Certamente os enólogos californianos não compartilham a postura polêmica de Pato. Caso contrário, não teriam matéria-prima para produzir vinhos. Mas precisaram “conversar” com o terroir e com diversas variedades na busca dos pares ideais. Pares ideais... “Ao olhar para um jardim, as pessoas assistem a uma orgia da natureza. As flores são os órgãos sexuais das plantas”, observou Walter. Emprestando a metáfora, o vinho seria a relação sexual da uva com o terroir? E o enólogojardineiro? Em vez de mero voyeur, ele seria um importante ator de um ménage à trois, mas compartilharia o prazer com os amantes da bebida, em uma misteriosa orgia espiritual. O simbolismo sexual me fez divagar sobre a deusa egípcia Ísis, que teria engravidado de uma uva. Tentava imaginar o fruto dessa relação até ser surpreendido pelo “jardim alemão” e a métrica de suas flores. Aromas delicados, taças etéreas de Riesling derramadas no ar. Mais alguns metros e outra uva germânica, a Gewürztraminer, insinuou-se entre as roseiras. “É uma imitação dos jardins de nossas avós”, revelou Walter.

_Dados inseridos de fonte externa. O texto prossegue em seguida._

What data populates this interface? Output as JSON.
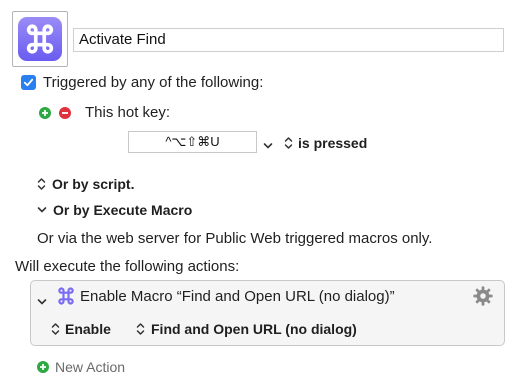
{
  "macro": {
    "name": "Activate Find",
    "icon": "command-icon",
    "accent_color": "#7b6cf2"
  },
  "trigger": {
    "checkbox_label": "Triggered by any of the following:",
    "checked": true,
    "hotkey_label": "This hot key:",
    "hotkey_value": "^⌥⇧⌘U",
    "hotkey_state": "is pressed",
    "by_script": "Or by script.",
    "by_execute_macro": "Or by Execute Macro",
    "web_server_note": "Or via the web server for Public Web triggered macros only."
  },
  "actions": {
    "heading": "Will execute the following actions:",
    "items": [
      {
        "title": "Enable Macro “Find and Open URL (no dialog)”",
        "mode": "Enable",
        "target": "Find and Open URL (no dialog)"
      }
    ],
    "new_action_label": "New Action"
  }
}
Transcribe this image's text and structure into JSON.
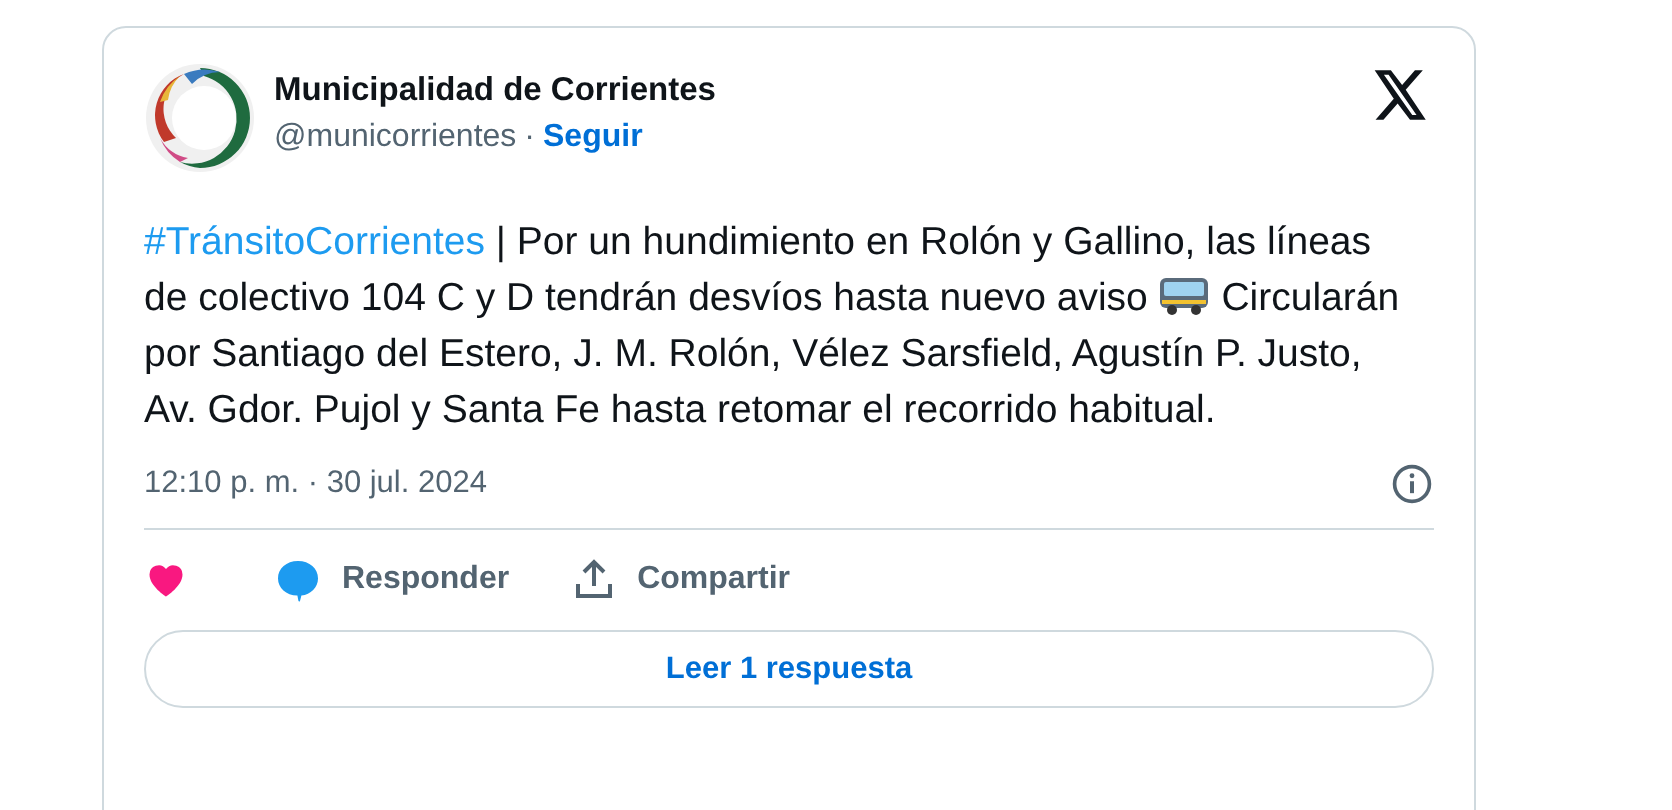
{
  "author": {
    "name": "Municipalidad de Corrientes",
    "handle": "@municorrientes",
    "separator": "·",
    "follow": "Seguir"
  },
  "tweet": {
    "hashtag": "#TránsitoCorrientes",
    "text_before": " | Por un hundimiento en Rolón y Gallino, las líneas de colectivo 104 C y D tendrán desvíos hasta nuevo aviso ",
    "text_after": " Circularán por Santiago del Estero, J. M. Rolón, Vélez Sarsfield, Agustín P. Justo, Av. Gdor. Pujol y Santa Fe hasta retomar el recorrido habitual."
  },
  "timestamp": "12:10 p. m. · 30 jul. 2024",
  "actions": [
    {
      "kind": "like"
    },
    {
      "kind": "reply",
      "label": "Responder"
    },
    {
      "kind": "share",
      "label": "Compartir"
    }
  ],
  "read_replies": "Leer 1 respuesta"
}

Infelizmente o “jardim Grand Cru Classé” (refiro-me ao francês), ainda não estava pronto para ser degustado. Mas não importava muito, no fim da peregrinação floral, eu já havia percorrido rótulos inesquecíveis e lembranças memoráveis. Por sugestão de Walter, li um texto de Rubem Alves, impresso em madeira, intitulado Jardim. Voltei ao labirinto e percorri, descalço, o caminho. Talvez em busca de iluminação, ou de um encontro intimista com a natureza. Chegando ao centro, porta do Paraíso para os cristãos medievais, um trecho de Jardim sobressaltou-se em minha mente: “A natureza revela (...) a sua exuberância num desperdício que transborda em variações que não se esgotam nunca, em perfumes que penetram o corpo por canais invisíveis, em ruídos de fontes ou folhas... O jardim é um agrado no corpo. Nele a natureza se revela amante... E como é bom!”. Havia muito em comum entre jardinagem e enologia. Passear por um jardim repleto de flores, ou sorver a taça de um grande vinho, é mergulhar no íntimo do universo. E degustar a fonte da vida.